Run the commands below afterwards.
config firewall policy
edit <policyID>
set webcache enable
set webcahche-https enable
end
edit <policyID>
set webcache enable
set webcahche-https enable
end
To verify if the caching is happening, the following command can be used.
diagnose wad webcache list
<period> 10min | hour | day | 30days.
Impact of enabling web cache:
- It can reduce response times for frequently accessed URLs by storing content locally on the FortiGate.
- Enabling caching will increase disk usage on the FortiGate as cached content is stored locally. The impact on disk usage depends on the volume of traffic and the size of the cached content. It is advisable to monitor disk usage.

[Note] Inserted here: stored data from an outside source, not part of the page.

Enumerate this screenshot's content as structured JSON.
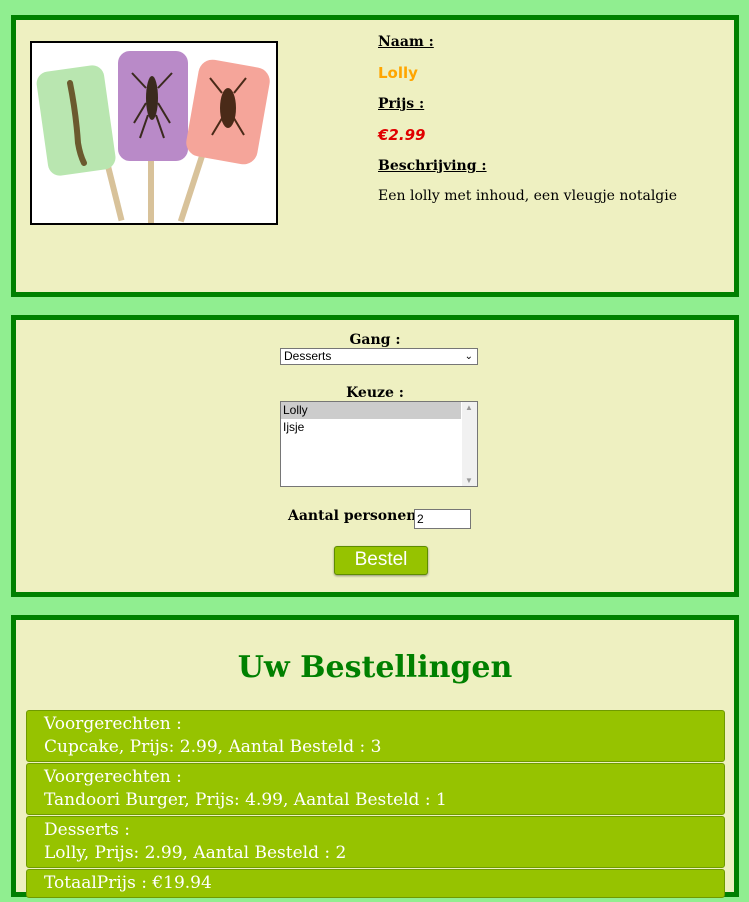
{
  "product": {
    "name_label": "Naam :",
    "name": "Lolly",
    "price_label": "Prijs :",
    "price": "€2.99",
    "desc_label": "Beschrijving :",
    "description": "Een lolly met inhoud, een vleugje notalgie"
  },
  "form": {
    "course_label": "Gang :",
    "course_selected": "Desserts",
    "choice_label": "Keuze :",
    "choices": [
      "Lolly",
      "Ijsje"
    ],
    "choice_selected": "Lolly",
    "persons_label": "Aantal personen :",
    "persons_value": "2",
    "order_button": "Bestel"
  },
  "orders": {
    "title": "Uw Bestellingen",
    "items": [
      {
        "course": "Voorgerechten :",
        "line": "Cupcake, Prijs: 2.99, Aantal Besteld : 3"
      },
      {
        "course": "Voorgerechten :",
        "line": "Tandoori Burger, Prijs: 4.99, Aantal Besteld : 1"
      },
      {
        "course": "Desserts :",
        "line": "Lolly, Prijs: 2.99, Aantal Besteld : 2"
      }
    ],
    "total": "TotaalPrijs : €19.94"
  },
  "colors": {
    "page_bg": "#90ee90",
    "panel_bg": "#eef0c1",
    "panel_border": "#008000",
    "accent_green": "#96c300",
    "name_color": "#ffa500",
    "price_color": "#e00000"
  }
}
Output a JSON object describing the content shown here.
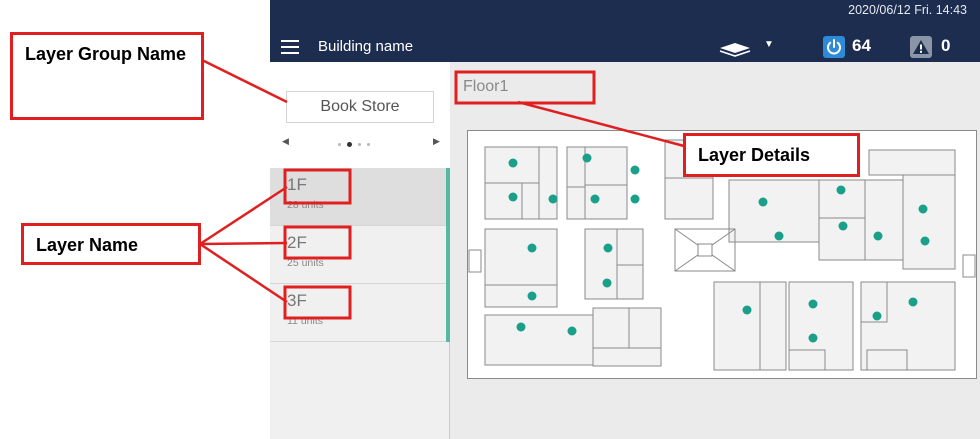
{
  "header": {
    "datetime": "2020/06/12 Fri. 14:43",
    "building_name": "Building name",
    "power_count": "64",
    "alert_count": "0"
  },
  "sidebar": {
    "group_name": "Book Store",
    "pager": {
      "total": 4,
      "active": 1
    },
    "layers": [
      {
        "name": "1F",
        "units": "28 units",
        "selected": true
      },
      {
        "name": "2F",
        "units": "25 units",
        "selected": false
      },
      {
        "name": "3F",
        "units": "11 units",
        "selected": false
      }
    ]
  },
  "main": {
    "floor_title": "Floor1"
  },
  "annotations": {
    "layer_group_name": "Layer Group Name",
    "layer_name": "Layer Name",
    "layer_details": "Layer Details"
  },
  "colors": {
    "header_bg": "#1d2d4f",
    "accent": "#55b9a6",
    "unit_dot": "#1aa089",
    "annotation_red": "#e02020",
    "power_badge": "#2e8ad6"
  }
}
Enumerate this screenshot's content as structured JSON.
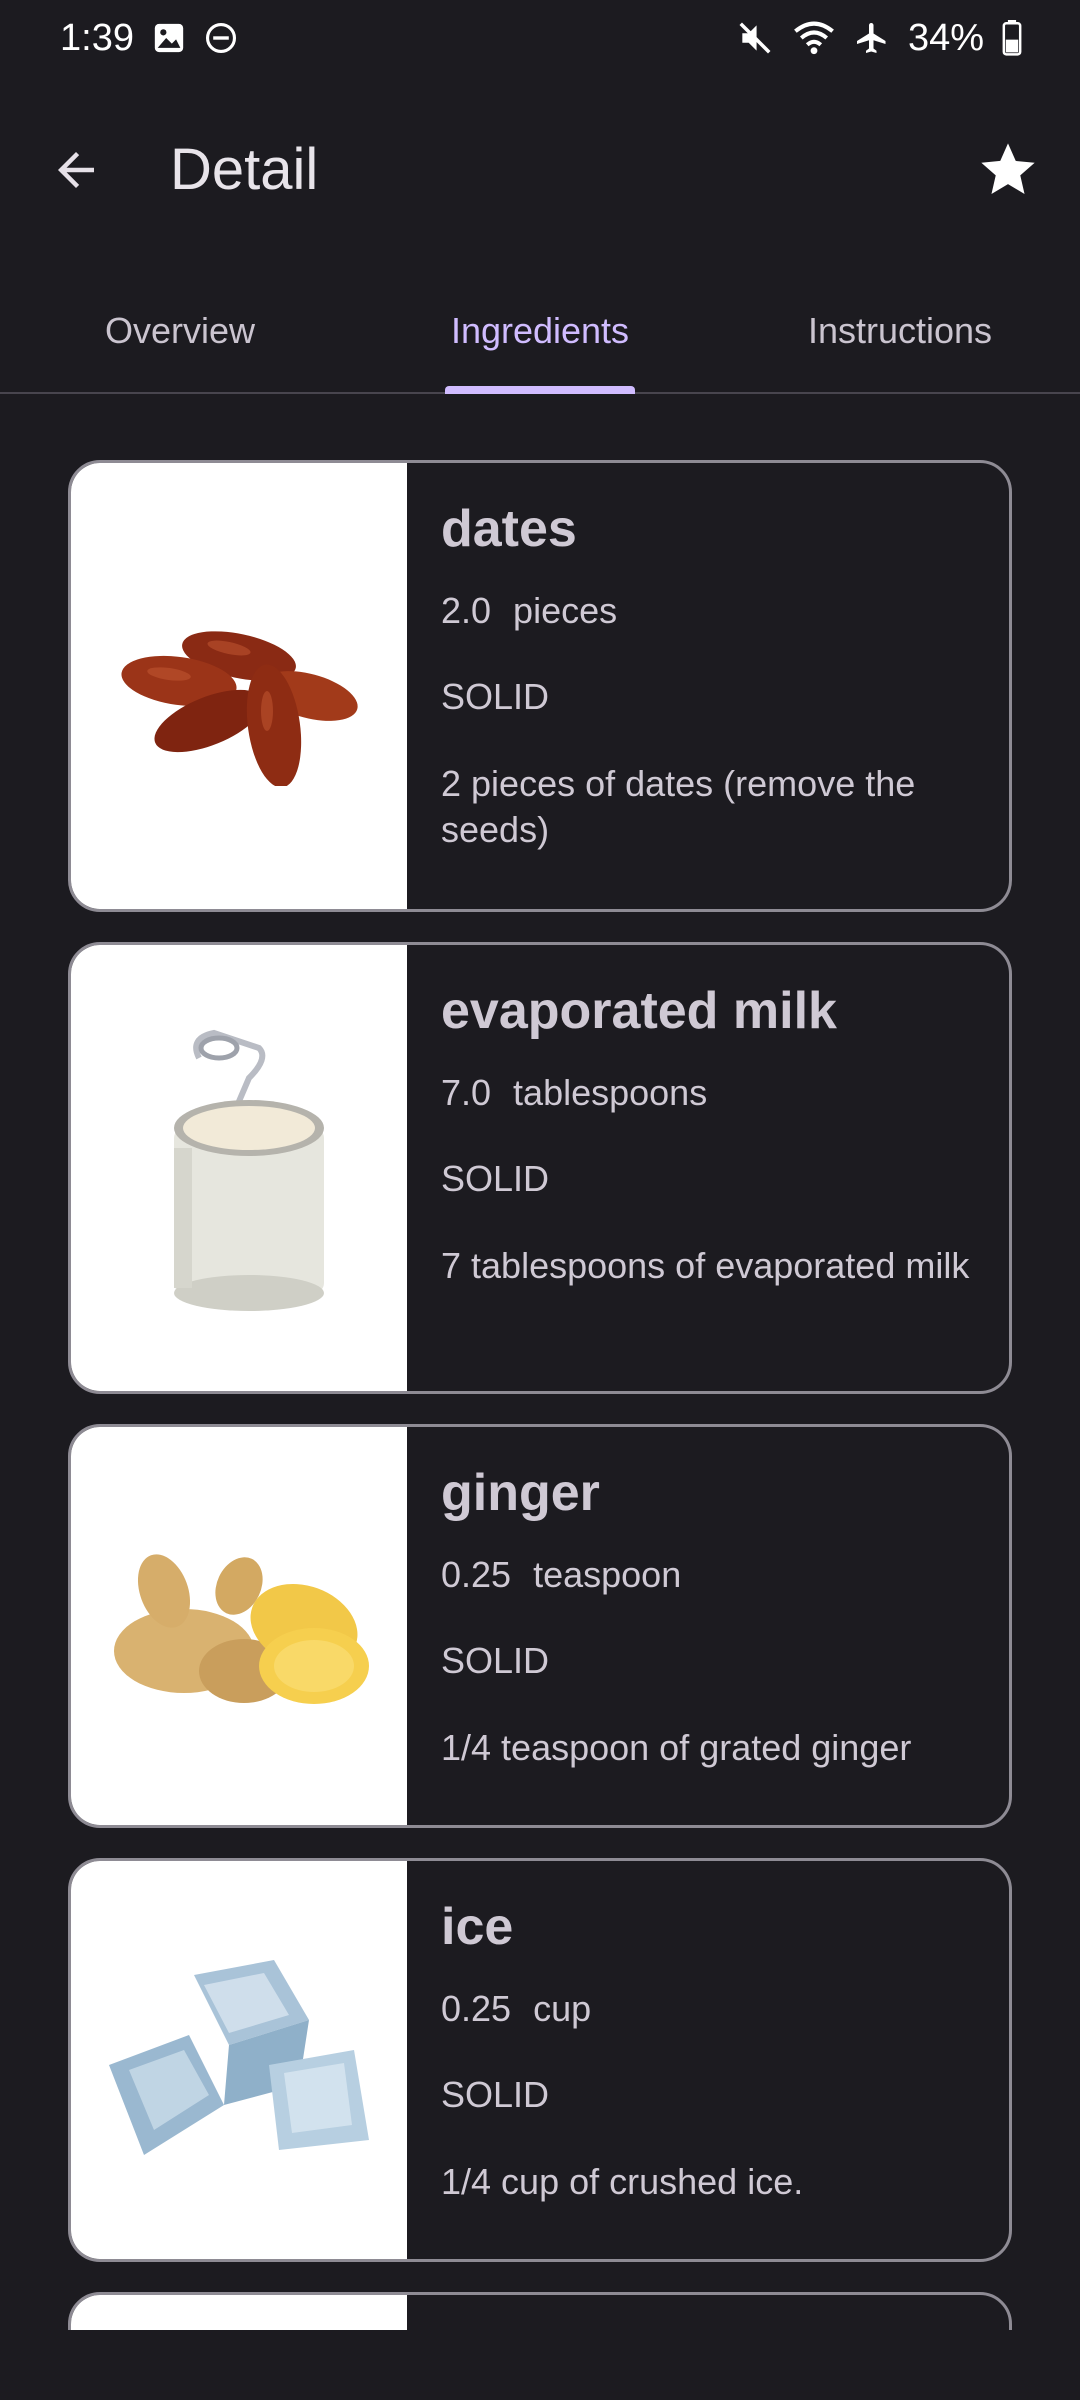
{
  "status_bar": {
    "time": "1:39",
    "battery": "34%"
  },
  "app_bar": {
    "title": "Detail"
  },
  "tabs": [
    {
      "label": "Overview",
      "active": false
    },
    {
      "label": "Ingredients",
      "active": true
    },
    {
      "label": "Instructions",
      "active": false
    }
  ],
  "colors": {
    "background": "#1c1b20",
    "accent": "#d0bcff",
    "card_border": "#8e8b94",
    "text": "#cfc9d4"
  },
  "ingredients": [
    {
      "name": "dates",
      "amount": "2.0",
      "unit": "pieces",
      "type": "SOLID",
      "description": "2 pieces of dates (remove the seeds)",
      "icon": "dates-image"
    },
    {
      "name": "evaporated milk",
      "amount": "7.0",
      "unit": "tablespoons",
      "type": "SOLID",
      "description": "7 tablespoons of evaporated milk",
      "icon": "milk-can-image"
    },
    {
      "name": "ginger",
      "amount": "0.25",
      "unit": "teaspoon",
      "type": "SOLID",
      "description": "1/4 teaspoon of grated ginger",
      "icon": "ginger-image"
    },
    {
      "name": "ice",
      "amount": "0.25",
      "unit": "cup",
      "type": "SOLID",
      "description": "1/4 cup of crushed ice.",
      "icon": "ice-image"
    }
  ]
}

- While caching can improve response times, it may also increase CPU and memory usage on the FortiGate. It is recommended to monitor the system resources of the firewall to ensure they remain within acceptable limits.
Note: Starting FortiOS v7.4.4, this feature is not supported anymore on FortiGate models with 2GB RAM or less, since Proxy-related features are not supported on FortiGate 2GB RAM models to enhance performance and optimize memory usage. See: Proxy-related features not supported on FortiGate 2 GB RAM models NEW for more info.